Battery is surveyed into its cycle performance and high rate performance in the voltage range of 3.5-4.95V, the specific capacity when discharging with 1C Up to 86.53mAh g^-1, it is being respectively 98.87mAh g with the specific capacity of 0.1C, 0.2C, 0.5C, 1C, 2C and 5C multiplying power^-1、 90.35mAh g^-1、mAh g^-1、84.85mAh g^-1、75.39mAhg^-1With 54.15mAh g^-1mAhg^-1, sample is measured by EIS Charge-transfer resistance up to 136 Ω, diffusion coefficient is 0.9845 × 10^-13。

Embodiment 5

Embodiment 1 is repeated, unlike：

In step 1), the concentration of the addition of oxalic acid in mixed solution is changed to always rubbing for manganese element in nickel element and manganese source 1.5 times of that amount, the concentration that the addition of soluble starch is changed in mixed solution is 18wt%.

The assembling of battery：With embodiment 1.
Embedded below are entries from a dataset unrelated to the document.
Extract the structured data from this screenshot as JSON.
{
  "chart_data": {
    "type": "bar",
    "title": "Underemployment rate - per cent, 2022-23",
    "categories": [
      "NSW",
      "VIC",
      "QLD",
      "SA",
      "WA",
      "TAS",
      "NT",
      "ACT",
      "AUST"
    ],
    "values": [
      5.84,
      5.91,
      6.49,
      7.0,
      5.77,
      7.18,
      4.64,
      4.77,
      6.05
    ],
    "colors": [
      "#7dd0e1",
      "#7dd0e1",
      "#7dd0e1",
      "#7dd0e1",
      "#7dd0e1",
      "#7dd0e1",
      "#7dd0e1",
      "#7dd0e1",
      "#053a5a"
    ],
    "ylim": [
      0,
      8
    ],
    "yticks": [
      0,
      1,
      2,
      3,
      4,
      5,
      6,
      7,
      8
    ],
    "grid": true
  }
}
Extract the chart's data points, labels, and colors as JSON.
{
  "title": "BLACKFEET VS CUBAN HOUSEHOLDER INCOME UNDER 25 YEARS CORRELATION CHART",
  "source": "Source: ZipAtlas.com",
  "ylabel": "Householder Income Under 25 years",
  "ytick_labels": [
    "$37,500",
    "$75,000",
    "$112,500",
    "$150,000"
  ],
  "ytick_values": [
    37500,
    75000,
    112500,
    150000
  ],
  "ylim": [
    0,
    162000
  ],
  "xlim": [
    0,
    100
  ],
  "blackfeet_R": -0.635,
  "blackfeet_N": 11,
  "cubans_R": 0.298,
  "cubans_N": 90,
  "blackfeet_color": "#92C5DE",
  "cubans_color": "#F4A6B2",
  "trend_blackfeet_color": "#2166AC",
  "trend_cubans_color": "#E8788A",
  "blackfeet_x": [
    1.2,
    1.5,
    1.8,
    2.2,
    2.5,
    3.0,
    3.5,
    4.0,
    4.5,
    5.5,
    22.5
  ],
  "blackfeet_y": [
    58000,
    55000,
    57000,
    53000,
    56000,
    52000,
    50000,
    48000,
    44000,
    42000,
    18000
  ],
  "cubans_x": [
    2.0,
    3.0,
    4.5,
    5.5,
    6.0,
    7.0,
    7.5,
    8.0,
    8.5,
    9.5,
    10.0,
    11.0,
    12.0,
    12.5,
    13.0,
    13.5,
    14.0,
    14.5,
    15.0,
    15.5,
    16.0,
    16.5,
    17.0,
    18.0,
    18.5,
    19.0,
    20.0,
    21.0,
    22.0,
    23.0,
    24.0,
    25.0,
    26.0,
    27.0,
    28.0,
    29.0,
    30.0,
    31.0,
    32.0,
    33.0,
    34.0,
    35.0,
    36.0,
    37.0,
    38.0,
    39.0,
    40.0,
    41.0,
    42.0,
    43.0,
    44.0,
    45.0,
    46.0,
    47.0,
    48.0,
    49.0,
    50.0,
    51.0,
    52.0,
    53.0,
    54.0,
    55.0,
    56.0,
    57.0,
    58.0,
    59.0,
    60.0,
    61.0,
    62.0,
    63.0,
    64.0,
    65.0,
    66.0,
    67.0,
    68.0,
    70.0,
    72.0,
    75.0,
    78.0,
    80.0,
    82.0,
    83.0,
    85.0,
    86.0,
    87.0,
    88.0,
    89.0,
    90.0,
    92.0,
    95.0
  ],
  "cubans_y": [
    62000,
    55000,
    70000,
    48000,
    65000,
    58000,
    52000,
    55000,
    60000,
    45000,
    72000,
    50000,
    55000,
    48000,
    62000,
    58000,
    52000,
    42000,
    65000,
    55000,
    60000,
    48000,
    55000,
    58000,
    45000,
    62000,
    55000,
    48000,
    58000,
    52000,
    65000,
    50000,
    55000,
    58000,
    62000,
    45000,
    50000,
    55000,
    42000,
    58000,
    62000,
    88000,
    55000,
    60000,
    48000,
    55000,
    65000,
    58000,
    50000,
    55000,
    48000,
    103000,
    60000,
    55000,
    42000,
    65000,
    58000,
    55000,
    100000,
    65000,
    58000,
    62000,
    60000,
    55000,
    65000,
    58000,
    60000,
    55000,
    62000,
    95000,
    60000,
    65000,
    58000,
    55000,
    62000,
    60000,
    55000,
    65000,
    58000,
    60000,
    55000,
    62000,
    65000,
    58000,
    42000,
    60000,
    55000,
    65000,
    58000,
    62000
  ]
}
Battery is surveyed into its cycle performance and high rate performance in the voltage range of 3.5-4.95V, the specific capacity when discharging with 1C Up to 101.04mAh g^-1, it is being respectively 102.21mAh g with the specific capacity of 0.1C, 0.2C, 0.5C, 1C, 2C and 5C multiplying power^-1、 104.47mAh g^-1、106.50mAh g^-1、100.71mAhg^-1、90.94mAh g^-1With 70.93mAh g^-1mAhg^-1, pass through EIS The Charge-transfer resistance of sample is measured up to 128 Ω, diffusion coefficient is 1.0413 × 10^-13。

Claims

A kind of 1. preparation method of porous cube anode material of lithium battery nickel ion doped, it is characterised in that：Grass is added in water Acid, lithium source, nickel source and manganese source, stirring and dissolving, then adds soluble starch thereto, stirs evenly, and obtains mixed solution；Institute Mixed solution removes moisture under the conditions of 75-95 DEG C, be placed under vacuum condition dry, obtain presoma；Gained forerunner Body is calcined in oxygen-containing atmosphere under the conditions of 700-800 DEG C, that is, obtains porous cube anode material of lithium battery nickel ion doped；Its In：

The mole of the addition of oxalic acid oxalate in order to control is the total moles of manganese element in nickel element and manganese source in nickel source 1.5-2.0 times of amount；

Concentration of the soluble starch in system is 15-20wt%.
2. preparation method according to claim 1, it is characterised in that：The presoma is in oxygen-containing atmosphere in 750-770 Calcined under the conditions of DEG C.
3. preparation method according to claim 1 or 2, it is characterised in that：The addition of oxalic acid oxalate in order to control Mole be in nickel source 1.6 times of the integral molar quantity of manganese element in nickel element and manganese source.
4. preparation method according to claim 1 or 2, it is characterised in that：The lithium source is selected from lithium hydroxide, carbonic acid Combination more than one or both of lithium, lithium acetate and lithium nitrate.
5. preparation method according to claim 1 or 2, it is characterised in that：The nickel source is nickel acetate and/or nitric acid Nickel.
6. preparation method according to claim 1 or 2, it is characterised in that：The manganese source is selected from manganese carbonate, manganese acetate With combination more than one or both of manganese sulfate.
7. the porous cube anode material of lithium battery nickel ion doped that method any one of claim 1-6 is prepared.